Since I am far from being a specialist and have no personal experience with this, this is more a comment than an actual answer but it's way too long for the comment box. Until someone else posts something better, I thought it could be useful…

My understanding is that you are not necessarily a resident for a whole tax year. You can be a resident starting on a given date or up to a given date, with different consequences depending on the country and just like with the earlier question about moving to France, it would seem to make the problem disappear.

Importantly, the six month/most of the time test is only a way to define who is a resident and who is not but if you do happen to stay in a country for long enough, you can be deemed a resident from the day you moved to the country, not for the past or coming tax year and not from the day you went over the six month limit (it's certainly the case in France, but I would think other countries have similar rules).

To see how it works out in your case, you would first look at the UK's definition of residence and at the French definition of residence and determine whether you are a resident on any given date during the year.

If by any chance, the difference in tax years or any other rule make you a resident in both countries for (long) parts of the year, the treaty should kick in.

For the purposes of this Convention, the term “resident of a Contracting State” means any person who, under the laws of that State, is liable to tax therein […]

Where by reason of the provisions of paragraph 1 an individual is a resident of both Contracting States, then his status shall be determined in accordance with the following rules: […]

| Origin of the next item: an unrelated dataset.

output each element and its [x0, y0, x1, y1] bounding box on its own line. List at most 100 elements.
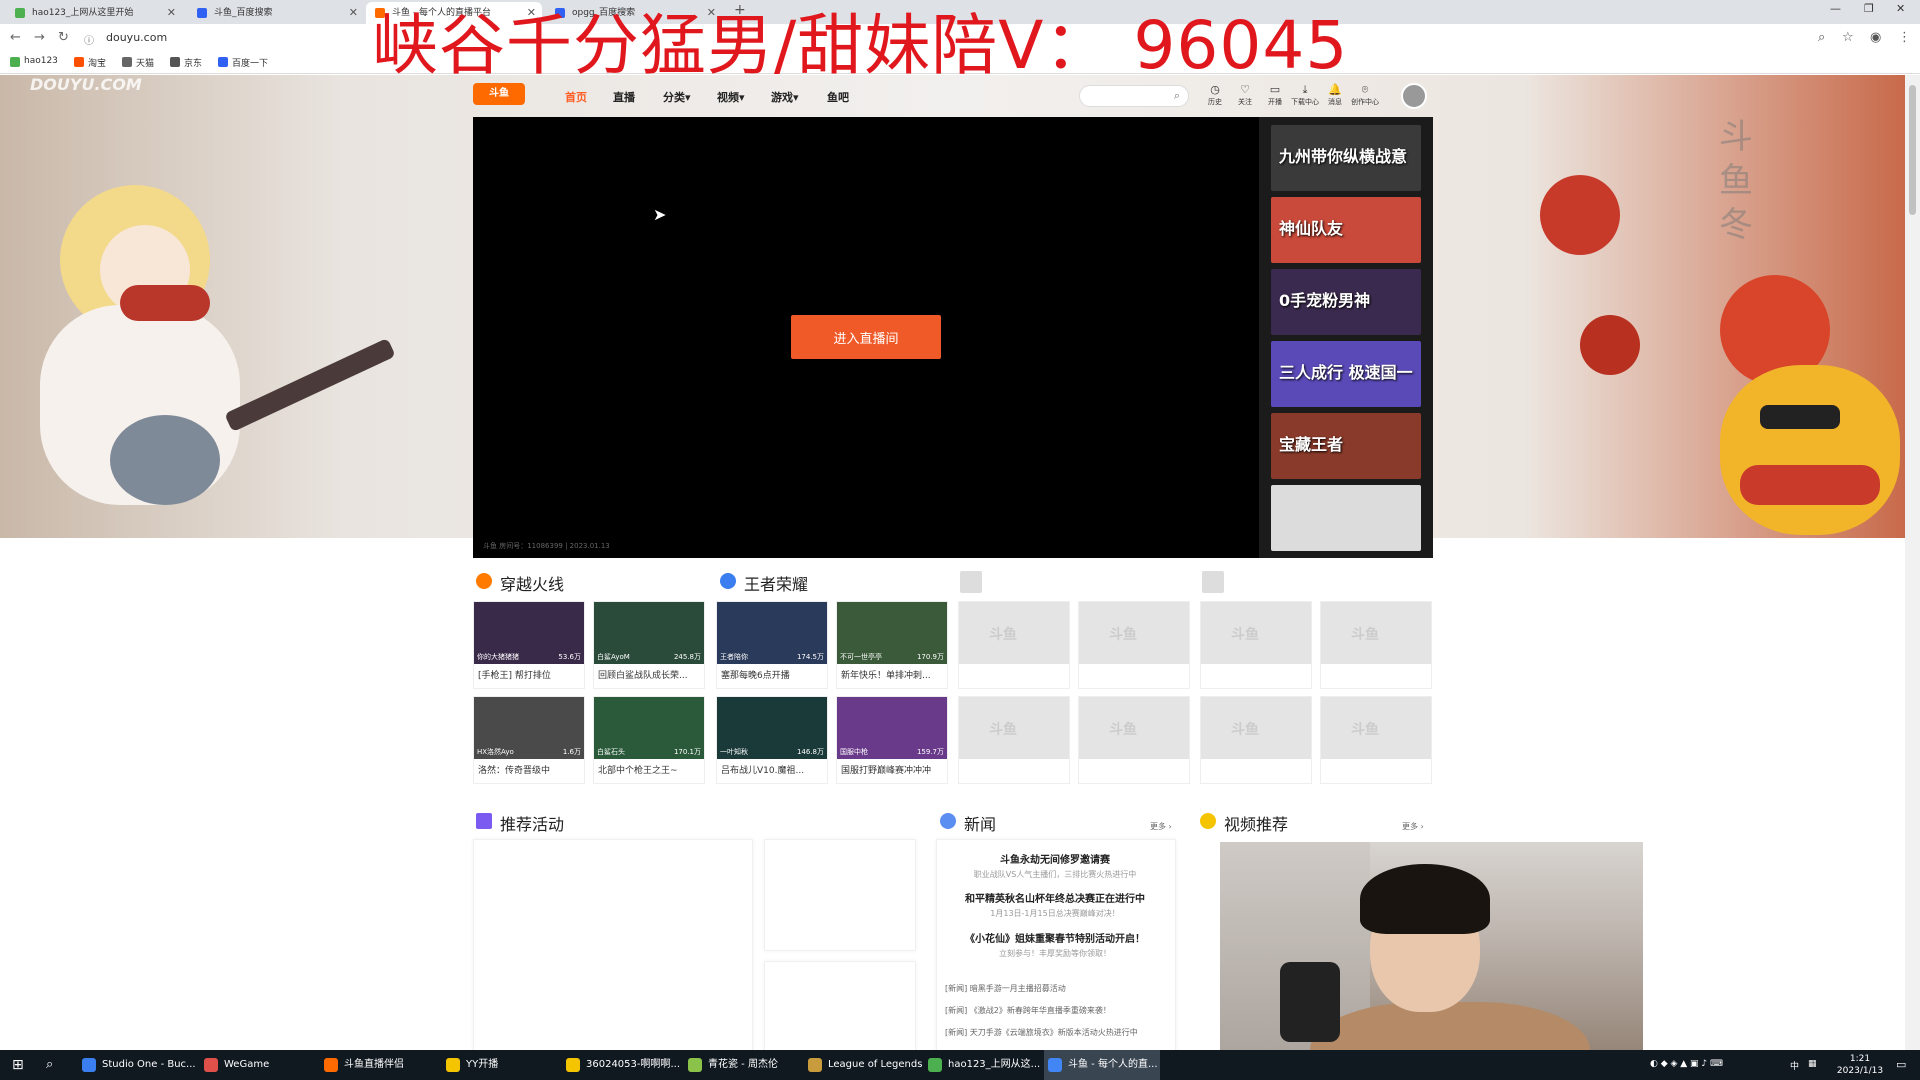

Nowhere does it say that it applies to a tax year or something like that. Based on this interpretation, if, on any given day during the year, you happen to be a resident in both countries, then the tie-breaker rules should apply. And if everything else fails, the same article provides that

if he is a national of both Contracting States or of neither of them, the competent authorities of the States shall settle the question by mutual agreement.

So it seems you could approach both tax offices with the question since, under the terms of the treaty, they should in any case ensure that you are not considered a resident of both countries for tax purposes.